Mary Kay Beckman sues Match.com after attempted murder
This story sounds like something out of Dexter, but it's all too real. Las Vegas resident Mary Kay Beckman found a match on Match.com in September 2010, a man named Wade Mitchell Ridley. The two went on a date and did not quite hit it off. Beckman thought there was something a bit off about Ridley, and she was horribly, horribly right.
In January 2011, Wade Ridley showed up at Mary Beckman's house, where he stabbed her until his knife broke. Ridley then began kicking Beckman in the head.
Wade Ridley was arrested on Valentine's Day 2011, after allegedly murdering a second woman, Anne Simenson with a machete. The motive was apparently the same: Ridley felt scorned after Simenson broke up with him; they had first met back in 2002.
Wade Ridley was arrested for the attempted murder of Mary Beckman, and went to prison in a plea deal. Ridley was not charged with the murder of Phoenix, Arizona resident Anne Simenson (even though he was driving Simenson's car at the time of his arrest).
In May 2012, Wade Ridley committed suicide in prison.
Fast-forward to January 2013, and Mary Beckman is suing Match.com for $10 million. Beckman argues that the dating website should have done more to warn her (and others) of the potential risks of meeting a stranger via the Web, and should have done a better job of screening out would-be murderers from its member base.
Match.com calls Kate Beckman's lawsuit "absurd":
"The many millions of people who have found love on Match.com and other online dating sites know how fulfilling it is. And while that doesn't make what happened in this case any less awful, this is about a sick, twisted individual with no prior criminal record, not an entire community of men and women looking to meet each other."
Is a dating website responsible for murder?
This story is the worst-case scenario for online dating: you end up matched with someone who later tries to kill you. However, is it truly the dating website's fault?
If you place "Will you try to murder your date?" as a profile item, nobody's going to tick "Yes".
If you try to come up with an algorithm which assigns a sort of Dexter-rating to potential matches, you will hit another obstacle: people lie on their profiles.
This is the Internet, folks. People lie about who they are and what they do. There's a level of obfuscation involved that you don't get when meeting a stranger face-to-face, despite the meet-cute imagery used by dating websites: if you meet a stranger at a bar or club or park, you can at least see them and get a basic vibe.

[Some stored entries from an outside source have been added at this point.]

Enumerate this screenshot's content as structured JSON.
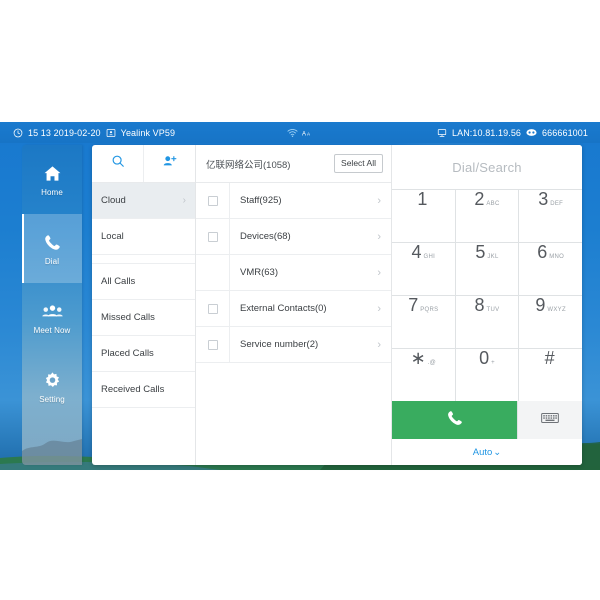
{
  "statusbar": {
    "clock_icon": "clock-icon",
    "time_date": "15 13 2019-02-20",
    "account_icon": "contact-card-icon",
    "device_model": "Yealink VP59",
    "wifi_icon": "wifi-icon",
    "font_icon": "font-size-icon",
    "network_icon": "lan-icon",
    "lan_text": "LAN:10.81.19.56",
    "line_icon": "sip-account-icon",
    "line_number": "666661001"
  },
  "navrail": {
    "items": [
      {
        "label": "Home",
        "icon": "home-icon",
        "selected": false
      },
      {
        "label": "Dial",
        "icon": "phone-icon",
        "selected": true
      },
      {
        "label": "Meet Now",
        "icon": "group-icon",
        "selected": false
      },
      {
        "label": "Setting",
        "icon": "gear-icon",
        "selected": false
      }
    ]
  },
  "directory": {
    "toolbar": [
      {
        "icon": "search-icon",
        "name": "search-button"
      },
      {
        "icon": "add-contact-icon",
        "name": "add-contact-button"
      }
    ],
    "categories": [
      {
        "label": "Cloud",
        "selected": true,
        "chevron": "›"
      },
      {
        "label": "Local",
        "selected": false,
        "chevron": ""
      },
      {
        "label": "All Calls",
        "selected": false,
        "chevron": ""
      },
      {
        "label": "Missed Calls",
        "selected": false,
        "chevron": ""
      },
      {
        "label": "Placed Calls",
        "selected": false,
        "chevron": ""
      },
      {
        "label": "Received Calls",
        "selected": false,
        "chevron": ""
      }
    ]
  },
  "groups": {
    "company": "亿联网络公司(1058)",
    "select_all_label": "Select All",
    "rows": [
      {
        "label": "Staff(925)",
        "has_checkbox": true,
        "checked": false,
        "chevron": "›"
      },
      {
        "label": "Devices(68)",
        "has_checkbox": true,
        "checked": false,
        "chevron": "›"
      },
      {
        "label": "VMR(63)",
        "has_checkbox": false,
        "checked": false,
        "chevron": "›"
      },
      {
        "label": "External Contacts(0)",
        "has_checkbox": true,
        "checked": false,
        "chevron": "›"
      },
      {
        "label": "Service number(2)",
        "has_checkbox": true,
        "checked": false,
        "chevron": "›"
      }
    ]
  },
  "dialpad": {
    "input_value": "",
    "input_placeholder": "Dial/Search",
    "keys": [
      {
        "digit": "1",
        "sub": ""
      },
      {
        "digit": "2",
        "sub": "ABC"
      },
      {
        "digit": "3",
        "sub": "DEF"
      },
      {
        "digit": "4",
        "sub": "GHI"
      },
      {
        "digit": "5",
        "sub": "JKL"
      },
      {
        "digit": "6",
        "sub": "MNO"
      },
      {
        "digit": "7",
        "sub": "PQRS"
      },
      {
        "digit": "8",
        "sub": "TUV"
      },
      {
        "digit": "9",
        "sub": "WXYZ"
      },
      {
        "digit": "∗",
        "sub": ".@"
      },
      {
        "digit": "0",
        "sub": "+"
      },
      {
        "digit": "#",
        "sub": ""
      }
    ],
    "call_icon": "phone-icon",
    "keyboard_icon": "keyboard-icon",
    "mode_label": "Auto",
    "mode_chevron": "⌄"
  },
  "colors": {
    "status_bar": "#1a7ace",
    "accent_blue": "#2196e3",
    "call_green": "#39ac5f",
    "selected_row": "#e9edf0"
  }
}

Meeting total strangers via the Web carries an inherent level of risk. In other words, if you date strangers via the Internet, something bad might happen to you. Protect yourself: meet in public places, and be careful about letting your date know where you live.
Sadly, there's nothing that Match.com (or any other site) can do about it. A disclaimer (which Match.com and others already have, as well as online dating safety tips) can't make decisions for you... and, due the above-mentioned obfuscation, making a good call is much harder, since you're working with ridiculously imperfect information.
Really, the attempted murder of Mary Beckett was Wade Ridley's fault, not Match.com's.